NAME
Judge Dredd: Vienna
FIRST PUBLISHED
2000 A.D. and Starlord Prog 116
DATELINE
9 Jun 79
This prog also featured Dan Dare, Tharg's Future Shocks, Rick Random and Strontium Dog strips, Ro-Busters Star Pin-Up and a Strontium Dog cover by Carlos Ezquerra
PAGE COUNT
6
REPRINTS
Judge Dredd's Crime Files 6, The Complete Judge Dredd 11, The Best Of Judge Dredd and Judge Dredd The Complete Case Files 03.
SYNOPSIS
Dredd's niece is kidnapped by a perp seeking revenge.
FIRSTS & LASTS
First appearance of Vienna.
INFORMATION
Mega-City One has at least 892 Districts. Sigma Street is in District 892 and contains at least 19230 addresses.
JUDGE DREDD
He has a niece called Vienna.
OTHER CHARACTERS
VIENNA
Rico Dredd's daughter and Joe Dredd's niece, although she thinks of Joe as her father. She is kidnapped by Harry Carmen. Dredd successfully rescues her, but is forced to admit to her that he killed Rico.
HARRY CARMEN
Dredd arrested him for computer theft and sentenced him to six years. He was recently released and decided to take his revenge of Dredd. He kidnaps Vienna, holds her hostage and attaches her to a guillotine which moves as fast as her heartbeat. Dredd stuns and arrests him.
MRS PASTERNAK
She looks after Vienna.
ARRESTS
One. Dredd arrests Harry Carmen and sentences him to life.
DEATHS
One. We see Rico's death again in flashback
BEST LINES
Mrs Pasternak: "Well this has been a fine howdedo! I hope it's shown you your duty, sir. Vienna will be seeing more of you now, eh?"
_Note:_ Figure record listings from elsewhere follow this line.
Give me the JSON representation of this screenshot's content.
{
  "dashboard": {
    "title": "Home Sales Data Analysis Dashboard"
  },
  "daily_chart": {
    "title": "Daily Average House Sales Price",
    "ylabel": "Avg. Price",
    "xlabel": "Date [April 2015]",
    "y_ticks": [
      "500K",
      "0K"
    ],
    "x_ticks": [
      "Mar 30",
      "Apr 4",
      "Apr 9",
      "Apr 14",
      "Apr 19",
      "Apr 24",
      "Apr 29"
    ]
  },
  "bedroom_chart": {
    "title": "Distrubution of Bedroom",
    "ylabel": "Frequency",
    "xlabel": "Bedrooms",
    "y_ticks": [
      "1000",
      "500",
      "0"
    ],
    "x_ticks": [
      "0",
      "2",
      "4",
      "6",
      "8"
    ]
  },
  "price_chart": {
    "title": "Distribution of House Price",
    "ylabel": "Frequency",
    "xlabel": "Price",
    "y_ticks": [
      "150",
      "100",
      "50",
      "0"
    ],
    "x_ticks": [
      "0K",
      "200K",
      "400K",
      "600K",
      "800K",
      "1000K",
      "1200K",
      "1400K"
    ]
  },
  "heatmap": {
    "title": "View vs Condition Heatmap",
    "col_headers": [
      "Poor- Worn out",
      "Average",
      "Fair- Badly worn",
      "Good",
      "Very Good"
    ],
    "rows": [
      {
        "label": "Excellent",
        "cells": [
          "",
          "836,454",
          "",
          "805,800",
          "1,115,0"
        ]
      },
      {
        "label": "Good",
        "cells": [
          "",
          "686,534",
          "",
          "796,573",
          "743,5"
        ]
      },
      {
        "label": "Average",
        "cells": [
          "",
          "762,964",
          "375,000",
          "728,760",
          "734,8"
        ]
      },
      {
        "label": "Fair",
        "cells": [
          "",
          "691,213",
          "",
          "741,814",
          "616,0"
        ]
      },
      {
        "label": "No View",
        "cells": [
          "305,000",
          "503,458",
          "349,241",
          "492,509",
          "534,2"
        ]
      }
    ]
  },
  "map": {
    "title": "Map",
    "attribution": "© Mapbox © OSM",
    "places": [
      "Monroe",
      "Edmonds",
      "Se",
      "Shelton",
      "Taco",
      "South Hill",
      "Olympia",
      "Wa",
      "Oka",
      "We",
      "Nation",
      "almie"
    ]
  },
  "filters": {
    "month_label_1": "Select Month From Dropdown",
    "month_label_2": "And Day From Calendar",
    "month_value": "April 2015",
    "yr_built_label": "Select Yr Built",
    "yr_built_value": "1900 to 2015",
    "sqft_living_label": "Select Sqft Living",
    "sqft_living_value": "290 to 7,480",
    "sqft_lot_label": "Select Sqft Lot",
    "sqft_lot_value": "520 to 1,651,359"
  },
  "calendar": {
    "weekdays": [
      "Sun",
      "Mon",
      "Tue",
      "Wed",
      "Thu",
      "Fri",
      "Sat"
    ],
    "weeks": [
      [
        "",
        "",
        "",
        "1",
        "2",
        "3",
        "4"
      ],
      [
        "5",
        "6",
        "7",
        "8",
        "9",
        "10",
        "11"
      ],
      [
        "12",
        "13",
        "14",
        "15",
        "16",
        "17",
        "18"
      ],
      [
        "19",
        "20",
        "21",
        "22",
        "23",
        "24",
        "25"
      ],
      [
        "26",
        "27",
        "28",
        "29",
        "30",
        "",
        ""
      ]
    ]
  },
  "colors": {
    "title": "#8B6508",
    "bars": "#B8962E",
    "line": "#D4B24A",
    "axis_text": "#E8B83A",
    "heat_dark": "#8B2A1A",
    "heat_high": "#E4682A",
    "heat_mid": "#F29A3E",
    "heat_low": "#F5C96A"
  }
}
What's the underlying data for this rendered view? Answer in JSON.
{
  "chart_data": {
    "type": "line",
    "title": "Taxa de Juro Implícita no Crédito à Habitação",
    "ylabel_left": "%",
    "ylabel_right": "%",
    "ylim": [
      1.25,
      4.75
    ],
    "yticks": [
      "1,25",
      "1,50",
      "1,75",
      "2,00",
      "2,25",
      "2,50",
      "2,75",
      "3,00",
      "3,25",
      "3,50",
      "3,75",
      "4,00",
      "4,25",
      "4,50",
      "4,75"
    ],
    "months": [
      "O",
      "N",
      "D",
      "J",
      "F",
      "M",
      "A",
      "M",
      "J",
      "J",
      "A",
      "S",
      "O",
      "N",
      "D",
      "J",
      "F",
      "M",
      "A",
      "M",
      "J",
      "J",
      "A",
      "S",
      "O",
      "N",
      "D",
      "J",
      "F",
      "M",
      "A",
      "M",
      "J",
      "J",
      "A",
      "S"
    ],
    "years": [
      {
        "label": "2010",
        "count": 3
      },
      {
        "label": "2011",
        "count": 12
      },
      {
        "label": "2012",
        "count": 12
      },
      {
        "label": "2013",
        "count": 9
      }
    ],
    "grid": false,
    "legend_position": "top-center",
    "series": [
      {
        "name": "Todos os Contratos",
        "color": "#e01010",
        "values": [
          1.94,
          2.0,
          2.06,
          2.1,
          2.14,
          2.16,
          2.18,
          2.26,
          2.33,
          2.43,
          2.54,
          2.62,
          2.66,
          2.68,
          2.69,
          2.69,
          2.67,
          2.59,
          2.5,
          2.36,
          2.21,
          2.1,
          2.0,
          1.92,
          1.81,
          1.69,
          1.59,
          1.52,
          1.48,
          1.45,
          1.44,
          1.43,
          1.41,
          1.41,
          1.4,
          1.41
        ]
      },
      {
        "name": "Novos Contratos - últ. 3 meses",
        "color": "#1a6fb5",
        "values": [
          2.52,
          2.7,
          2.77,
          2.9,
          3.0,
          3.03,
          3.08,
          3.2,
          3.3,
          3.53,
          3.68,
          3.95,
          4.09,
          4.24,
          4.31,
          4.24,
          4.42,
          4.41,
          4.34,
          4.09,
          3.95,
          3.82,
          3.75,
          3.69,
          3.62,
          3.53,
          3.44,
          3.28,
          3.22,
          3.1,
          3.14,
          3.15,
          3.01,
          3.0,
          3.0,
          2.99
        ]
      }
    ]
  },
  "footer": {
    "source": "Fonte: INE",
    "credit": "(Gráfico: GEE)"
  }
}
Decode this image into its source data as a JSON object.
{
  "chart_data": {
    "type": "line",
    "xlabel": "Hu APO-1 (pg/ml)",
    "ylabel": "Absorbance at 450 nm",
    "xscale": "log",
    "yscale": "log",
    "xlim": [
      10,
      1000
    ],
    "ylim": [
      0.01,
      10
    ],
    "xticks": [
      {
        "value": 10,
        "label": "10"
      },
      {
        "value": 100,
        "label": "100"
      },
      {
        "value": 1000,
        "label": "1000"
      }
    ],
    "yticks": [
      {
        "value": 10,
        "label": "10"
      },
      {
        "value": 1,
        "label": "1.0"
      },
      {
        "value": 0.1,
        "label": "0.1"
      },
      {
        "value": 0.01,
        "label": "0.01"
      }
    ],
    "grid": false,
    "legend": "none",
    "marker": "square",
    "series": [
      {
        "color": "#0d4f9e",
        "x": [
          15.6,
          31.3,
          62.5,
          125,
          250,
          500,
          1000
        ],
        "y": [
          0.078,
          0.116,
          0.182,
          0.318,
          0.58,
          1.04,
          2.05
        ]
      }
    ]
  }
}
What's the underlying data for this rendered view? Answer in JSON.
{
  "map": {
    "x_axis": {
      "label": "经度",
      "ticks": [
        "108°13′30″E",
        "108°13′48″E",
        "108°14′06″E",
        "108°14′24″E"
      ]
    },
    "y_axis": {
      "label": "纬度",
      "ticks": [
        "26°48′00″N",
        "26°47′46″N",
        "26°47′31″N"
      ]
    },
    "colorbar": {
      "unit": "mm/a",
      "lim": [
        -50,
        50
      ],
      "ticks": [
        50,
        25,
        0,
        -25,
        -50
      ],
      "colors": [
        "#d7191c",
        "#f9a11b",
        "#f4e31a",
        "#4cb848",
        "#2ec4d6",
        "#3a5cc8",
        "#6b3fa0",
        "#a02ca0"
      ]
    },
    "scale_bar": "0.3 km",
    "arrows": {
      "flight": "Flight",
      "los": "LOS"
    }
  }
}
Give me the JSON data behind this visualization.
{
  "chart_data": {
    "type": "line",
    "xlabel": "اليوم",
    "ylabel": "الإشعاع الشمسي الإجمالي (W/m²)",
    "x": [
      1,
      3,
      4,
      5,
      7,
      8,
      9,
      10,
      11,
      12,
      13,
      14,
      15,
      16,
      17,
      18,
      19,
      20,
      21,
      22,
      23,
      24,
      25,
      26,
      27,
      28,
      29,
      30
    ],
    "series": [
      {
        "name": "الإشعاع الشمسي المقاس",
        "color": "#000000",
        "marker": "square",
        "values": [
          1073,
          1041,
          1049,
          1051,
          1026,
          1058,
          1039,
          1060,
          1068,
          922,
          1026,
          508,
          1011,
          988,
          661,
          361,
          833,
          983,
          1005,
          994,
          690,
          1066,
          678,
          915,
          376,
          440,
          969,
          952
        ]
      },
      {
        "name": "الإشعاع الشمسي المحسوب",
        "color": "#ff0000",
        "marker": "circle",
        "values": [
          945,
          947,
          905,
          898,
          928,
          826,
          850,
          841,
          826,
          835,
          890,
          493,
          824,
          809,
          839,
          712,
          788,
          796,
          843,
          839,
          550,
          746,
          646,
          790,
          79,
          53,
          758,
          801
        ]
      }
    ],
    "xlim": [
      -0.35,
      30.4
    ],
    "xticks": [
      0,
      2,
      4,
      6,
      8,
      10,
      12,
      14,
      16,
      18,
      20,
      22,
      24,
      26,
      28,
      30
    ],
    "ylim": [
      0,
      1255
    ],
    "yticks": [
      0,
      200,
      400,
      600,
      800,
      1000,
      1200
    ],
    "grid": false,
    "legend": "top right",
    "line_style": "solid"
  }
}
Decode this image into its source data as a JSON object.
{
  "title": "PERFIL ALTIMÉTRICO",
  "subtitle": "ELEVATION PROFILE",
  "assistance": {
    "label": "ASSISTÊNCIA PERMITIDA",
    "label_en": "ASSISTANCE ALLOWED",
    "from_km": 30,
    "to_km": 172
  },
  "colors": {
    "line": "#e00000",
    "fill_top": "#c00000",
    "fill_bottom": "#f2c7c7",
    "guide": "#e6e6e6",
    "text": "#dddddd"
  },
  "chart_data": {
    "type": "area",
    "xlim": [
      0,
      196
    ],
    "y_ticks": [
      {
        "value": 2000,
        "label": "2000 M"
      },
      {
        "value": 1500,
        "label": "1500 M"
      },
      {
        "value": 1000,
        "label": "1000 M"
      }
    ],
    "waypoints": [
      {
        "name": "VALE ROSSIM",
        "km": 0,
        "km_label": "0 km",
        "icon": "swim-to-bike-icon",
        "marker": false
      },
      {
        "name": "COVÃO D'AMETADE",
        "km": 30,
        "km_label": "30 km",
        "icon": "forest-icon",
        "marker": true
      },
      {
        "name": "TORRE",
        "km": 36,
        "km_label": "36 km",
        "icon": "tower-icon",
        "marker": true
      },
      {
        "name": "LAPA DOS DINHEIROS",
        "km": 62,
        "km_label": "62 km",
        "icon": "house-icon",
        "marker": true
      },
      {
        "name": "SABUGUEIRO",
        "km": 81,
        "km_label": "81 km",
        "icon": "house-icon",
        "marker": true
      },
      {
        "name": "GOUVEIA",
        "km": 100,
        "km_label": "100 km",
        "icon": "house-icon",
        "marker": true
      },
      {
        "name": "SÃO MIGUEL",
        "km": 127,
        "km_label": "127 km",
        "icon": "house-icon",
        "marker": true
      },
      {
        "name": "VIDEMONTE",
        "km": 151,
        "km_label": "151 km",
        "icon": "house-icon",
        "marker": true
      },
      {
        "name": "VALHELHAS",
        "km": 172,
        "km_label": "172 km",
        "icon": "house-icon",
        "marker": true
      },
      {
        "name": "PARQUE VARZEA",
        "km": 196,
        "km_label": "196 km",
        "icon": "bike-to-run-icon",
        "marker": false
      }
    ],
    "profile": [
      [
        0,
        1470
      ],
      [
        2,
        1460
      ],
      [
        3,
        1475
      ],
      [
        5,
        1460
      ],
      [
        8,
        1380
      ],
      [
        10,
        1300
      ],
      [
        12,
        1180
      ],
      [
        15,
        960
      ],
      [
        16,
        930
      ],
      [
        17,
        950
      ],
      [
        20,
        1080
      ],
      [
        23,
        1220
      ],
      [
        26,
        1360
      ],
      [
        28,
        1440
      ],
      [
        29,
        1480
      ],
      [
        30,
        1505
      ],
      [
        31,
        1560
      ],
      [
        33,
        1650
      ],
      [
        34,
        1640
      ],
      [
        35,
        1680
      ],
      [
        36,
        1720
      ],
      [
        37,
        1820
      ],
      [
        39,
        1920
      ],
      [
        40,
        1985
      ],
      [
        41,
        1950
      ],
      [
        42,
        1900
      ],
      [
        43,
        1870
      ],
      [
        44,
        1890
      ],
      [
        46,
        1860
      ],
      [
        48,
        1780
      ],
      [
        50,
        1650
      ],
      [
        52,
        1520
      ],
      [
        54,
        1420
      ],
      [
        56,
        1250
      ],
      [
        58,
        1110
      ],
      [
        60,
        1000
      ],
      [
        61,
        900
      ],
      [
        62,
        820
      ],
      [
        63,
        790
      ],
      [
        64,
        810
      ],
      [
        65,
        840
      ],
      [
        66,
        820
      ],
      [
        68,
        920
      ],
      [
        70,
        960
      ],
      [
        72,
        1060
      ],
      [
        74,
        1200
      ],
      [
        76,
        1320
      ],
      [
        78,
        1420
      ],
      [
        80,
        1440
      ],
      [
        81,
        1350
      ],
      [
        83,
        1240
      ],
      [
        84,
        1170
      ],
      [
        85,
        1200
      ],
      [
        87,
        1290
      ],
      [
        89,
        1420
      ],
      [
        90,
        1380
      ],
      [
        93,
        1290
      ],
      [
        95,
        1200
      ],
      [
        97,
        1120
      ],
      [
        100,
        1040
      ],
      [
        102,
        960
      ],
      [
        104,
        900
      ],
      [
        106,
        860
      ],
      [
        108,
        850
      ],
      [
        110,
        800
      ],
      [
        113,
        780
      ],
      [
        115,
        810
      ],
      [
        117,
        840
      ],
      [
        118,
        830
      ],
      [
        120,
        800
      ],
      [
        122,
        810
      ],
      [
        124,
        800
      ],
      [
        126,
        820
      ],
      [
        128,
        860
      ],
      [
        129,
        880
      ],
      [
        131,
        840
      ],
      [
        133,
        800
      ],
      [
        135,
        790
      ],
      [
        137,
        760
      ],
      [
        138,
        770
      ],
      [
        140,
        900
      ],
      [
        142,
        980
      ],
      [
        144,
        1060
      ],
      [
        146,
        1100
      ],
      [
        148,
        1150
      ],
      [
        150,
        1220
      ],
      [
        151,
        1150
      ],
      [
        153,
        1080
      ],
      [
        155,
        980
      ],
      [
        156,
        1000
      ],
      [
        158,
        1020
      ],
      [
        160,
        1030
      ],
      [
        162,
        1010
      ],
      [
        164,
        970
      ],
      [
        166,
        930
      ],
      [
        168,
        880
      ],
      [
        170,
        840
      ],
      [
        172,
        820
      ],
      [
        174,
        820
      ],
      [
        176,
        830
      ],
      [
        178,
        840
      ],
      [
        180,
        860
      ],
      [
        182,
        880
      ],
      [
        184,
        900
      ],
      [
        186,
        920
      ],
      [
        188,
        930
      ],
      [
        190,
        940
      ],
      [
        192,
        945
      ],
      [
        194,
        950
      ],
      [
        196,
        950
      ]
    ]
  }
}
Dredd: "No, Mrs Pasternak. I intend to see even less of my niece. You must help her to stop loving me!"
WORST LINES
Harry: "I knew the laser wouldn't get you, Dreddy. Now we can proceed with the entertainment!"
CATCHPHRASES
Dredd thanks Dokk that Vienna is unharmed.
CONTINUITY & CROSSOVERS
Flashbacks to The Return Of Rico.
INFLUENCES & REFERENCES
Mrs Pasternak shares her surname with Russian language poet and novelist Boris Pasternak (1890–1960) who wrote Doctor Zhivago (1957). Vienna sings 'Twinkle Twinkle Little Star' is a lullaby with lyrics from a poem called The Star (1806) by Jane Taylor (1783–1824), sung to the French melody 'Ah! vous dirai-je, Maman' (1761) and later arranged by Mozart (1756-1791).
MISTAKES
None.
RETROSPECT
None.
NOTES
None.
CREDITS
Script: John Howard
Artist: Ian Gibson
Letters: Tom Frame
REVIEW
The art is great and the ending s wonderful (see BEST LINES above), but all in all this falls a little flat.